An editorial in Politico by William Bennett and Christopher Beach highlights the irony of the policy positions held by many people on the progressive left (something I also point out in the Food Police).

They write:

The very same year, for example, that Colorado legalized marijuana, the Colorado Senate passed (without a single Republican vote) a ban on trans fats in schools. Are we to believe eating a glazed donut is more harmful than smoking a joint? California has already banned trans fats in restaurants statewide, but now is on the brink of legalizing marijuana statewide come November. Former New York City Mayor Michael Bloomberg supported New York Gov.
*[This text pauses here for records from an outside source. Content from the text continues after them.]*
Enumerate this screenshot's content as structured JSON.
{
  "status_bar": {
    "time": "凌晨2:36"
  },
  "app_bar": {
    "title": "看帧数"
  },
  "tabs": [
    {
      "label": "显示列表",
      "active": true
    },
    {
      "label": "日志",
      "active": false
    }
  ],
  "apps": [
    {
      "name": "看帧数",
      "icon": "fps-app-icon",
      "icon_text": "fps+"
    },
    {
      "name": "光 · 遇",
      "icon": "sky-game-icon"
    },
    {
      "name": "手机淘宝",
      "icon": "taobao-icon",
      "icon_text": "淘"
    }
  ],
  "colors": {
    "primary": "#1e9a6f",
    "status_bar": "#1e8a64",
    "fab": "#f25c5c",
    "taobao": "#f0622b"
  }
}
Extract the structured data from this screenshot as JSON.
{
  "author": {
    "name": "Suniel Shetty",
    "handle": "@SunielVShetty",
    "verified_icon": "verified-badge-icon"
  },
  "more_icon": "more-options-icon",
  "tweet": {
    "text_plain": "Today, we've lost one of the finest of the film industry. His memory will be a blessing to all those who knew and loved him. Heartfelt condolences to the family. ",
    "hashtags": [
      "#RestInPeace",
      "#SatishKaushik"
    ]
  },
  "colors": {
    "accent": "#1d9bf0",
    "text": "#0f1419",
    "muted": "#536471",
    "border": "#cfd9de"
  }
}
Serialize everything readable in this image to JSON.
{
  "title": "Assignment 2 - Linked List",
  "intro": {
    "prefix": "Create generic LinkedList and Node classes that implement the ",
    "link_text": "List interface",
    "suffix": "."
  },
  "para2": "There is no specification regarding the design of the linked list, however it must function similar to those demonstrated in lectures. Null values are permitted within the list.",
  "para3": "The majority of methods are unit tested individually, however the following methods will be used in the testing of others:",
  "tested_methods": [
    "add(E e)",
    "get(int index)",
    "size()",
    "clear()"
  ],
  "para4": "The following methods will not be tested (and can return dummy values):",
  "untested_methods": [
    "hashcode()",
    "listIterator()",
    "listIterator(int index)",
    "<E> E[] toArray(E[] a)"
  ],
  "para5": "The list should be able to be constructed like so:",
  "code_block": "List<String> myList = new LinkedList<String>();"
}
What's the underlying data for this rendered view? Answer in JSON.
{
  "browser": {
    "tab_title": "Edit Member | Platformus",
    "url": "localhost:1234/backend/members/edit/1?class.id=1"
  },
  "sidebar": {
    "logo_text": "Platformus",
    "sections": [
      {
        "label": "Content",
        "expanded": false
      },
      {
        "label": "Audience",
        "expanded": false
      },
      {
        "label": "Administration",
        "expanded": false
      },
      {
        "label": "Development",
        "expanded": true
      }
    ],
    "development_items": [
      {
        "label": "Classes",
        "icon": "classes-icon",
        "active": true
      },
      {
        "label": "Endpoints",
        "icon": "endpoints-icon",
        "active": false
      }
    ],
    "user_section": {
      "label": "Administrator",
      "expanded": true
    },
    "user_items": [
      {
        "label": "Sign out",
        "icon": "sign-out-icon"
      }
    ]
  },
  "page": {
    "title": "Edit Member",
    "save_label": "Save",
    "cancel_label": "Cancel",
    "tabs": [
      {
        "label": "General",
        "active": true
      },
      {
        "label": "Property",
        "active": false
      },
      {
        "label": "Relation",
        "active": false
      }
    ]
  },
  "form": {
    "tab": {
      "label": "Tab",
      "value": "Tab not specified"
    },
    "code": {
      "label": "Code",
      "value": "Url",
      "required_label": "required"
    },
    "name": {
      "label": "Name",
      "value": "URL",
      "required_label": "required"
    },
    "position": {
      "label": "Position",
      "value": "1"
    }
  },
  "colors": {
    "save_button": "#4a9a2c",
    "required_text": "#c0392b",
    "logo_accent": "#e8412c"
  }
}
Andrew Cuomo’s effort to decriminalize marijuana in New York State, while at the same time supporting a ban on extra-large sodas. A 32-ounce Mountain Dew is bad for you, but pot isn’t?

The logic is dumbfounding. For many years, health-conscious liberals have waged a deafening, public war against cigarettes. Smoking bans in public places like restaurants and bars have been enacted in states all over the country. Recently, New York City, New Jersey and several other cities and states have extended those bans to include the newest tobacco fad—e-cigarettes. Yet, when it comes to smoking marijuana? Crickets.

What explains this obvious paradox?

They don't actually answer their own question - later saying simply that "The answer is not clear, and there may not be a good answer at all."  I think there is an answer.

One way to think about these sorts of issues is to turn to ideology scales.  A common view is that people's ideologies can be explained by where they fall on two dimensions related to views about economic freedom and personal freedom and willingness to use government force in these two areas.  In this framework, a "liberal" wants personal freedom (abortion, gay rights, etc.) but wants to restrict economic freedom (by, e.g., setting minimum wages).  Conversely, a "conservative" wants to restrict personal freedom (outlaw abortion and prohibit gay rights) but wants economic freedom (e.g., no minimum wage).  I think one has to augment this model to provide an account of what's going on in this case.   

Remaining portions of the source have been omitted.